# Fine toplogy

1. Aug 19, 2011

### attardnat

In R, we know that fine topology is equivalent to the Euclidean topology as convex functions are continuous.

Now if instead of R we consider a subset of it say [0,1], the fine topology induced on [0,1] would it be equivalent to the Euclidean topology induced on [0,1] ?

Thanks once again

2. Aug 20, 2011

### Landau

What do you mean by 'equivalent' topologies?
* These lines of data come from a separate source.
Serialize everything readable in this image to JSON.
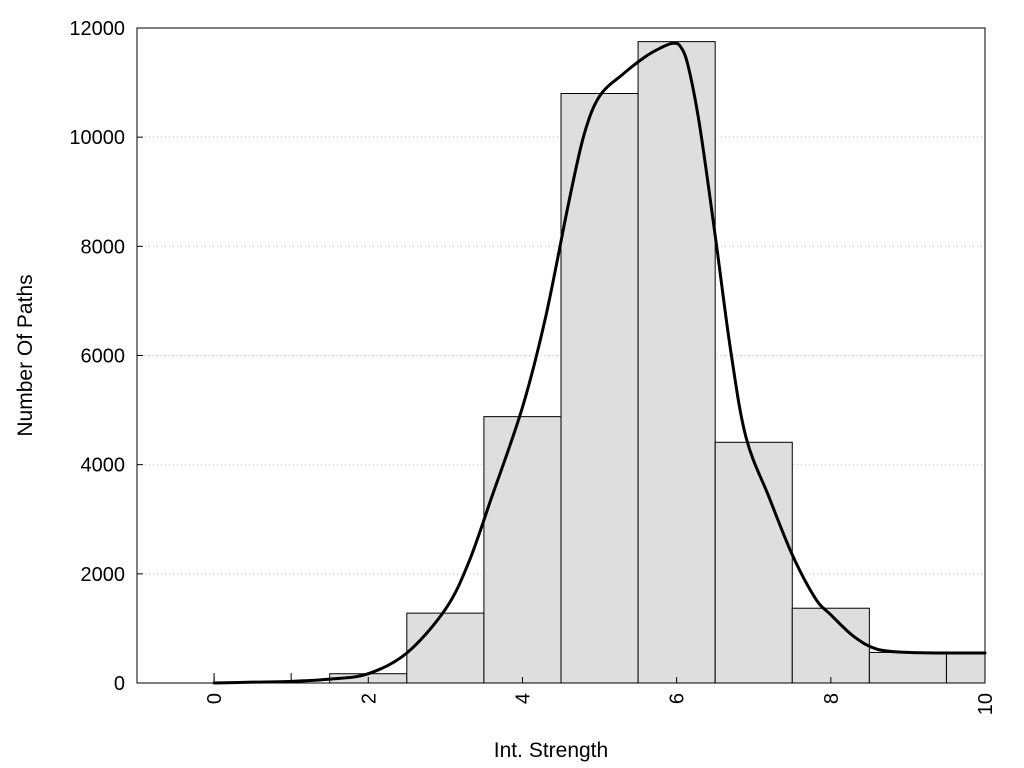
{
  "chart_data": {
    "type": "bar",
    "xlabel": "Int. Strength",
    "ylabel": "Number Of Paths",
    "xlim": [
      -1,
      10
    ],
    "ylim": [
      0,
      12000
    ],
    "x_ticks": [
      0,
      2,
      4,
      6,
      8,
      10
    ],
    "y_ticks": [
      0,
      2000,
      4000,
      6000,
      8000,
      10000,
      12000
    ],
    "grid": "horizontal dotted",
    "bar_color": "#dedede",
    "bars": {
      "x": [
        0,
        1,
        2,
        3,
        4,
        5,
        6,
        7,
        8,
        9,
        10
      ],
      "values": [
        0,
        0,
        170,
        1280,
        4880,
        10800,
        11750,
        4410,
        1370,
        560,
        560
      ]
    },
    "curve": {
      "x": [
        0,
        0.5,
        1,
        1.5,
        2,
        2.5,
        3,
        3.3,
        3.6,
        4,
        4.3,
        4.6,
        4.8,
        5,
        5.3,
        5.6,
        5.8,
        5.95,
        6.05,
        6.15,
        6.3,
        6.5,
        6.7,
        6.9,
        7.2,
        7.5,
        7.8,
        8,
        8.3,
        8.6,
        9,
        9.5,
        10
      ],
      "y": [
        0,
        15,
        30,
        70,
        170,
        550,
        1350,
        2200,
        3400,
        5050,
        6700,
        8800,
        10050,
        10750,
        11150,
        11480,
        11640,
        11720,
        11660,
        11300,
        10200,
        8200,
        6100,
        4500,
        3400,
        2350,
        1550,
        1250,
        850,
        620,
        560,
        550,
        550
      ]
    }
  }
}
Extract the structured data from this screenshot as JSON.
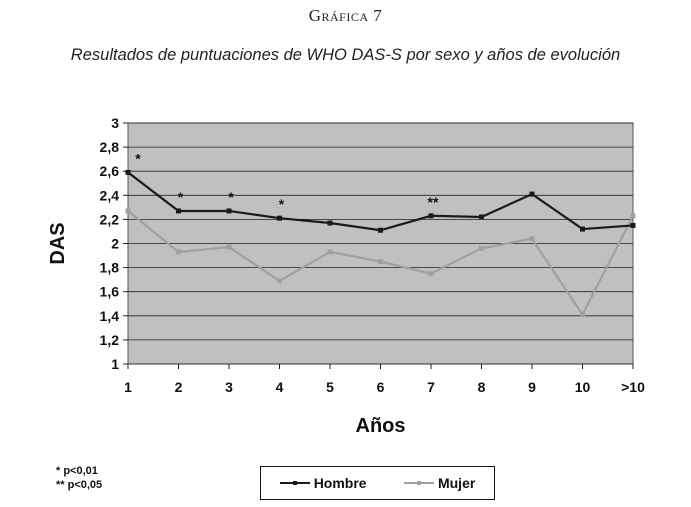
{
  "figure": {
    "label": "Gráfica 7",
    "title": "Resultados de puntuaciones de WHO DAS-S por sexo y años de evolución"
  },
  "footnotes": [
    "* p<0,01",
    "** p<0,05"
  ],
  "chart_data": {
    "type": "line",
    "title": "Resultados de puntuaciones de WHO DAS-S por sexo y años de evolución",
    "xlabel": "Años",
    "ylabel": "DAS",
    "categories": [
      "1",
      "2",
      "3",
      "4",
      "5",
      "6",
      "7",
      "8",
      "9",
      "10",
      ">10"
    ],
    "ylim": [
      1,
      3
    ],
    "yticks": [
      "1",
      "1,2",
      "1,4",
      "1,6",
      "1,8",
      "2",
      "2,2",
      "2,4",
      "2,6",
      "2,8",
      "3"
    ],
    "grid": true,
    "legend_position": "bottom",
    "plot_background": "#c0c0c0",
    "series": [
      {
        "name": "Hombre",
        "color": "#1a1a1a",
        "values": [
          2.59,
          2.27,
          2.27,
          2.21,
          2.17,
          2.11,
          2.23,
          2.22,
          2.41,
          2.12,
          2.15
        ]
      },
      {
        "name": "Mujer",
        "color": "#a0a0a0",
        "values": [
          2.27,
          1.93,
          1.97,
          1.69,
          1.93,
          1.85,
          1.75,
          1.96,
          2.04,
          1.41,
          2.23
        ]
      }
    ],
    "annotations": [
      {
        "category": "1",
        "text": "*"
      },
      {
        "category": "2",
        "text": "*"
      },
      {
        "category": "3",
        "text": "*"
      },
      {
        "category": "4",
        "text": "*"
      },
      {
        "category": "7",
        "text": "**"
      }
    ]
  }
}
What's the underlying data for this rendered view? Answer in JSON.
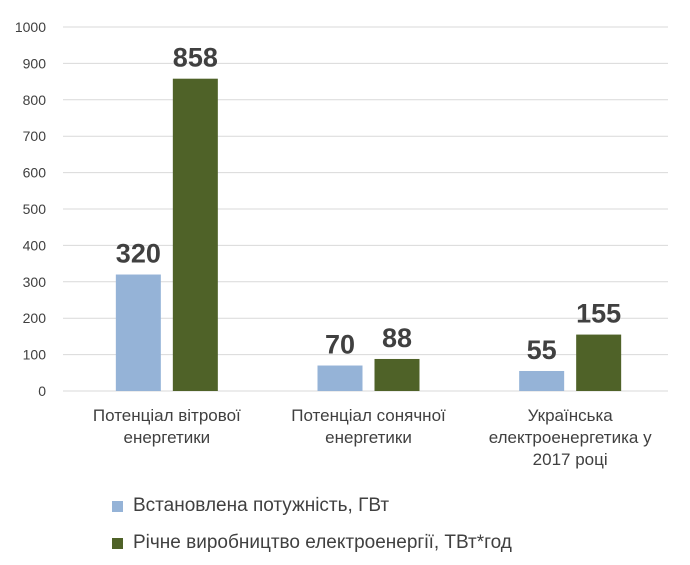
{
  "chart_data": {
    "type": "bar",
    "categories": [
      [
        "Потенціал вітрової",
        "енергетики"
      ],
      [
        "Потенціал сонячної",
        "енергетики"
      ],
      [
        "Українська",
        "електроенергетика у",
        "2017 році"
      ]
    ],
    "series": [
      {
        "name": "Встановлена потужність, ГВт",
        "values": [
          320,
          70,
          55
        ],
        "color": "#95b3d7"
      },
      {
        "name": "Річне виробництво електроенергії, ТВт*год",
        "values": [
          858,
          88,
          155
        ],
        "color": "#4f6228"
      }
    ],
    "ylim": [
      0,
      1000
    ],
    "yticks": [
      0,
      100,
      200,
      300,
      400,
      500,
      600,
      700,
      800,
      900,
      1000
    ],
    "grid": true,
    "legend_position": "bottom",
    "data_labels": true
  }
}
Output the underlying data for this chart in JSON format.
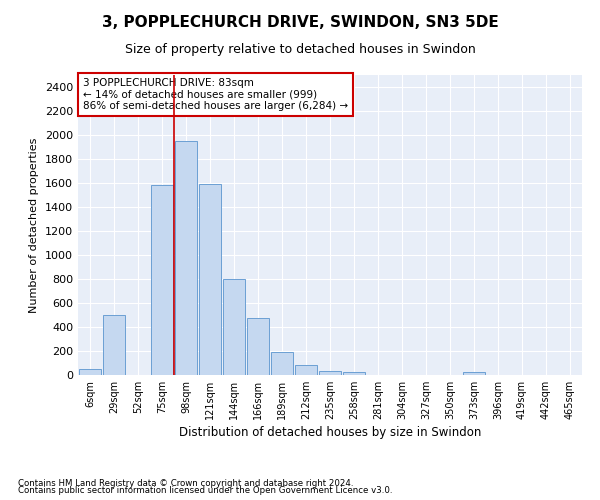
{
  "title": "3, POPPLECHURCH DRIVE, SWINDON, SN3 5DE",
  "subtitle": "Size of property relative to detached houses in Swindon",
  "xlabel": "Distribution of detached houses by size in Swindon",
  "ylabel": "Number of detached properties",
  "categories": [
    "6sqm",
    "29sqm",
    "52sqm",
    "75sqm",
    "98sqm",
    "121sqm",
    "144sqm",
    "166sqm",
    "189sqm",
    "212sqm",
    "235sqm",
    "258sqm",
    "281sqm",
    "304sqm",
    "327sqm",
    "350sqm",
    "373sqm",
    "396sqm",
    "419sqm",
    "442sqm",
    "465sqm"
  ],
  "values": [
    50,
    500,
    0,
    1580,
    1950,
    1590,
    800,
    475,
    195,
    85,
    35,
    25,
    0,
    0,
    0,
    0,
    22,
    0,
    0,
    0,
    0
  ],
  "bar_color": "#c5d8f0",
  "bar_edge_color": "#6b9fd4",
  "background_color": "#e8eef8",
  "grid_color": "#ffffff",
  "annotation_line1": "3 POPPLECHURCH DRIVE: 83sqm",
  "annotation_line2": "← 14% of detached houses are smaller (999)",
  "annotation_line3": "86% of semi-detached houses are larger (6,284) →",
  "annotation_box_color": "#ffffff",
  "annotation_box_edge_color": "#cc0000",
  "vline_x_index": 3.5,
  "vline_color": "#cc0000",
  "ylim": [
    0,
    2500
  ],
  "yticks": [
    0,
    200,
    400,
    600,
    800,
    1000,
    1200,
    1400,
    1600,
    1800,
    2000,
    2200,
    2400
  ],
  "footer_line1": "Contains HM Land Registry data © Crown copyright and database right 2024.",
  "footer_line2": "Contains public sector information licensed under the Open Government Licence v3.0.",
  "title_fontsize": 11,
  "subtitle_fontsize": 9,
  "ylabel_fontsize": 8,
  "xlabel_fontsize": 8.5,
  "ytick_fontsize": 8,
  "xtick_fontsize": 7,
  "annotation_fontsize": 7.5,
  "footer_fontsize": 6.2
}
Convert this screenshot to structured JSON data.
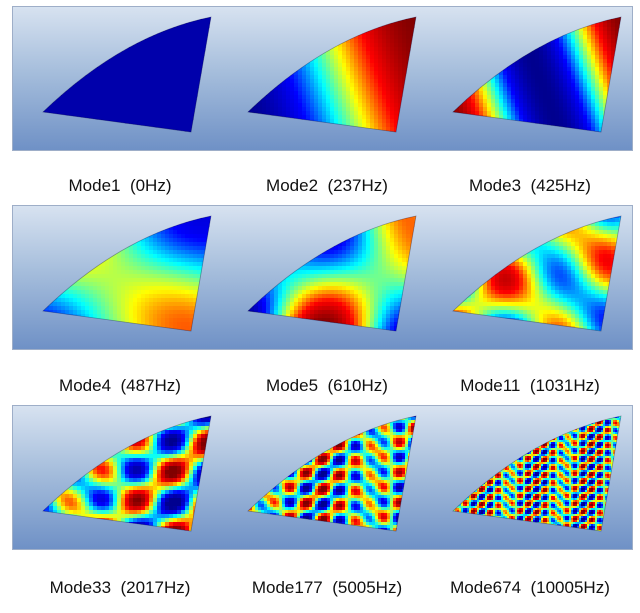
{
  "rows": [
    {
      "modes": [
        {
          "label": "Mode1",
          "freq": "(0Hz)",
          "pattern": "uniform",
          "kx": 0,
          "ky": 0
        },
        {
          "label": "Mode2",
          "freq": "(237Hz)",
          "pattern": "axial",
          "kx": 1,
          "ky": 0
        },
        {
          "label": "Mode3",
          "freq": "(425Hz)",
          "pattern": "axial",
          "kx": 2,
          "ky": 0
        }
      ]
    },
    {
      "modes": [
        {
          "label": "Mode4",
          "freq": "(487Hz)",
          "pattern": "mixed",
          "kx": 1,
          "ky": 1
        },
        {
          "label": "Mode5",
          "freq": "(610Hz)",
          "pattern": "mixed",
          "kx": 2,
          "ky": 1
        },
        {
          "label": "Mode11",
          "freq": "(1031Hz)",
          "pattern": "mixed",
          "kx": 3,
          "ky": 2
        }
      ]
    },
    {
      "modes": [
        {
          "label": "Mode33",
          "freq": "(2017Hz)",
          "pattern": "mixed",
          "kx": 5,
          "ky": 4
        },
        {
          "label": "Mode177",
          "freq": "(5005Hz)",
          "pattern": "mixed",
          "kx": 11,
          "ky": 8
        },
        {
          "label": "Mode674",
          "freq": "(10005Hz)",
          "pattern": "mixed",
          "kx": 22,
          "ky": 16
        }
      ]
    }
  ],
  "colormap": [
    "#00008f",
    "#0000ff",
    "#00ffff",
    "#ffff00",
    "#ff0000",
    "#800000"
  ],
  "background": {
    "top": "#d7e2f0",
    "bottom": "#6f91c6"
  }
}
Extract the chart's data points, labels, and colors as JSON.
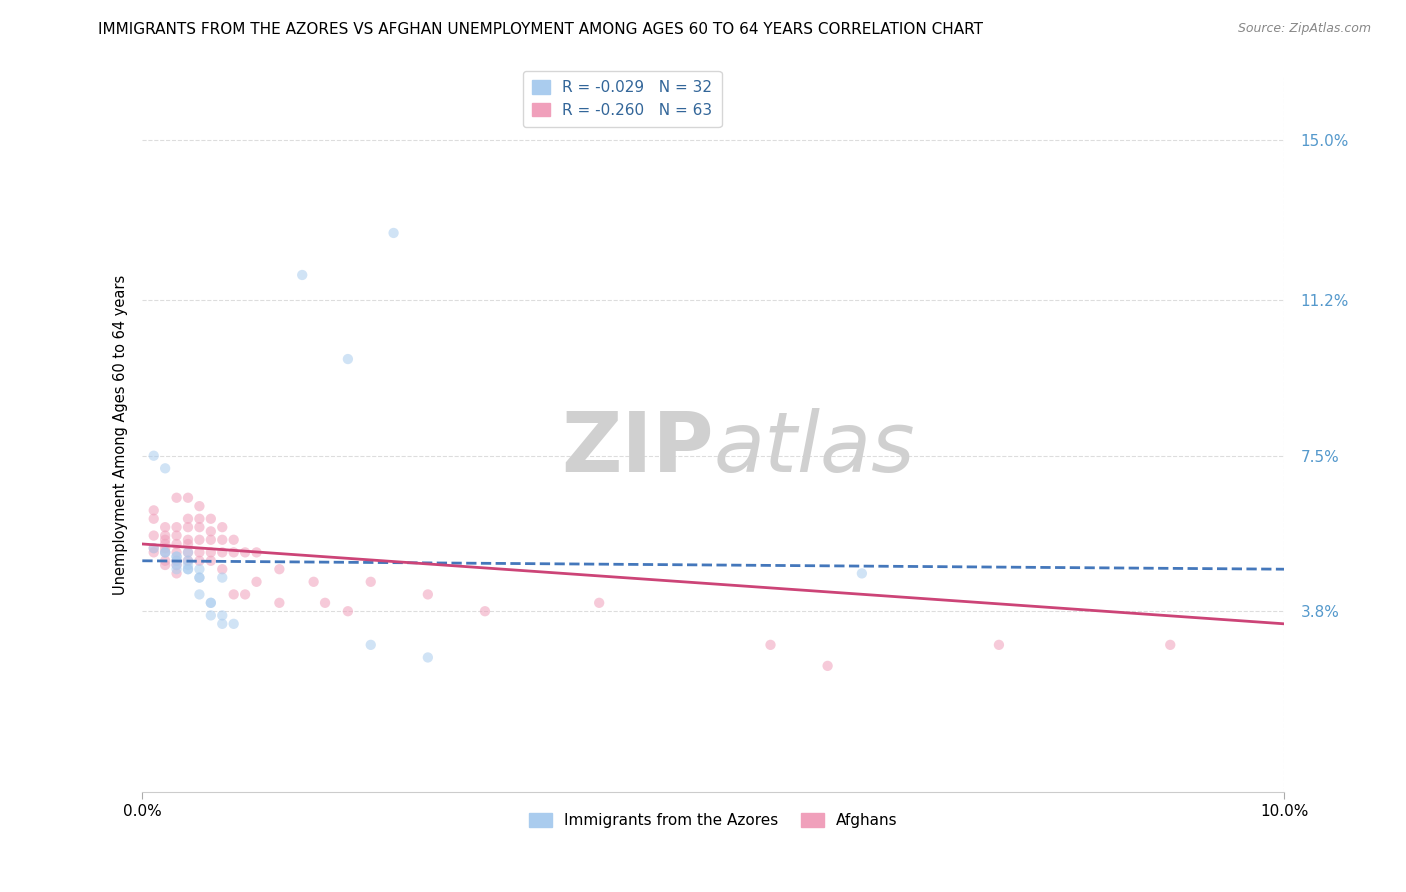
{
  "title": "IMMIGRANTS FROM THE AZORES VS AFGHAN UNEMPLOYMENT AMONG AGES 60 TO 64 YEARS CORRELATION CHART",
  "source": "Source: ZipAtlas.com",
  "ylabel": "Unemployment Among Ages 60 to 64 years",
  "xlabel": "",
  "xlim": [
    0.0,
    0.1
  ],
  "ylim": [
    -0.005,
    0.165
  ],
  "yticks": [
    0.038,
    0.075,
    0.112,
    0.15
  ],
  "ytick_labels": [
    "3.8%",
    "7.5%",
    "11.2%",
    "15.0%"
  ],
  "xticks": [
    0.0,
    0.1
  ],
  "xtick_labels": [
    "0.0%",
    "10.0%"
  ],
  "watermark_zip": "ZIP",
  "watermark_atlas": "atlas",
  "legend_series": [
    {
      "label": "Immigrants from the Azores",
      "R": -0.029,
      "N": 32,
      "color": "#aaccee"
    },
    {
      "label": "Afghans",
      "R": -0.26,
      "N": 63,
      "color": "#f0a0bb"
    }
  ],
  "azores_scatter": [
    [
      0.001,
      0.053
    ],
    [
      0.001,
      0.075
    ],
    [
      0.002,
      0.072
    ],
    [
      0.002,
      0.052
    ],
    [
      0.002,
      0.052
    ],
    [
      0.003,
      0.05
    ],
    [
      0.003,
      0.051
    ],
    [
      0.003,
      0.048
    ],
    [
      0.003,
      0.051
    ],
    [
      0.003,
      0.049
    ],
    [
      0.004,
      0.048
    ],
    [
      0.004,
      0.05
    ],
    [
      0.004,
      0.052
    ],
    [
      0.004,
      0.049
    ],
    [
      0.004,
      0.048
    ],
    [
      0.005,
      0.046
    ],
    [
      0.005,
      0.046
    ],
    [
      0.005,
      0.048
    ],
    [
      0.005,
      0.042
    ],
    [
      0.006,
      0.04
    ],
    [
      0.006,
      0.04
    ],
    [
      0.006,
      0.037
    ],
    [
      0.007,
      0.037
    ],
    [
      0.007,
      0.046
    ],
    [
      0.007,
      0.035
    ],
    [
      0.008,
      0.035
    ],
    [
      0.014,
      0.118
    ],
    [
      0.018,
      0.098
    ],
    [
      0.022,
      0.128
    ],
    [
      0.02,
      0.03
    ],
    [
      0.025,
      0.027
    ],
    [
      0.063,
      0.047
    ]
  ],
  "afghans_scatter": [
    [
      0.001,
      0.062
    ],
    [
      0.001,
      0.06
    ],
    [
      0.001,
      0.056
    ],
    [
      0.001,
      0.053
    ],
    [
      0.001,
      0.052
    ],
    [
      0.002,
      0.058
    ],
    [
      0.002,
      0.056
    ],
    [
      0.002,
      0.055
    ],
    [
      0.002,
      0.054
    ],
    [
      0.002,
      0.053
    ],
    [
      0.002,
      0.052
    ],
    [
      0.002,
      0.05
    ],
    [
      0.002,
      0.049
    ],
    [
      0.003,
      0.065
    ],
    [
      0.003,
      0.058
    ],
    [
      0.003,
      0.056
    ],
    [
      0.003,
      0.054
    ],
    [
      0.003,
      0.052
    ],
    [
      0.003,
      0.05
    ],
    [
      0.003,
      0.049
    ],
    [
      0.003,
      0.047
    ],
    [
      0.004,
      0.06
    ],
    [
      0.004,
      0.058
    ],
    [
      0.004,
      0.055
    ],
    [
      0.004,
      0.054
    ],
    [
      0.004,
      0.052
    ],
    [
      0.004,
      0.065
    ],
    [
      0.004,
      0.05
    ],
    [
      0.005,
      0.063
    ],
    [
      0.005,
      0.06
    ],
    [
      0.005,
      0.058
    ],
    [
      0.005,
      0.055
    ],
    [
      0.005,
      0.052
    ],
    [
      0.005,
      0.05
    ],
    [
      0.006,
      0.06
    ],
    [
      0.006,
      0.057
    ],
    [
      0.006,
      0.055
    ],
    [
      0.006,
      0.052
    ],
    [
      0.006,
      0.05
    ],
    [
      0.007,
      0.058
    ],
    [
      0.007,
      0.055
    ],
    [
      0.007,
      0.052
    ],
    [
      0.007,
      0.048
    ],
    [
      0.008,
      0.055
    ],
    [
      0.008,
      0.052
    ],
    [
      0.008,
      0.042
    ],
    [
      0.009,
      0.052
    ],
    [
      0.009,
      0.042
    ],
    [
      0.01,
      0.045
    ],
    [
      0.01,
      0.052
    ],
    [
      0.012,
      0.048
    ],
    [
      0.012,
      0.04
    ],
    [
      0.015,
      0.045
    ],
    [
      0.016,
      0.04
    ],
    [
      0.018,
      0.038
    ],
    [
      0.02,
      0.045
    ],
    [
      0.025,
      0.042
    ],
    [
      0.03,
      0.038
    ],
    [
      0.04,
      0.04
    ],
    [
      0.055,
      0.03
    ],
    [
      0.06,
      0.025
    ],
    [
      0.075,
      0.03
    ],
    [
      0.09,
      0.03
    ]
  ],
  "azores_line": {
    "x0": 0.0,
    "y0": 0.05,
    "x1": 0.1,
    "y1": 0.048,
    "color": "#4477bb",
    "linestyle": "dashed"
  },
  "afghans_line": {
    "x0": 0.0,
    "y0": 0.054,
    "x1": 0.1,
    "y1": 0.035,
    "color": "#cc4477",
    "linestyle": "solid"
  },
  "background_color": "#ffffff",
  "plot_bg_color": "#ffffff",
  "grid_color": "#dddddd",
  "title_fontsize": 11,
  "axis_label_fontsize": 10.5,
  "tick_fontsize": 11,
  "watermark_color": "#d0d0d0",
  "watermark_fontsize": 60,
  "source_fontsize": 9,
  "legend_fontsize": 11,
  "scatter_size": 55,
  "scatter_alpha": 0.55
}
I am not familiar with the fine topology, but if by equivalent topologies you simply mean 'the same topology' (i.e. the same open set), then it is of course a tautology.

3. Aug 20, 2011

### attardnat

yes i mean the same topology.
Convex functions on [0,1] are discontinuous at the boundaries so I don't understand how they generate the same topology as continuous functions.

4. Aug 20, 2011

### Landau

Ah, so by 'induced on [0,1]' you don't mean the subspace topology. Could you define the fine topology for me? Is it the initial topology on X w.r.t. all convex functions X->R?

5. Aug 21, 2011

### attardnat

I am not sure if i understood you well (as I'm not very much familiar with topology)

What I am trying to ask is the following: convex functions on R generate the fine topology and convex functions on R are the continuous functions so obviosly they generate the same topology. But since on [0,1], convex functions are not continuous, can they generate the same topology?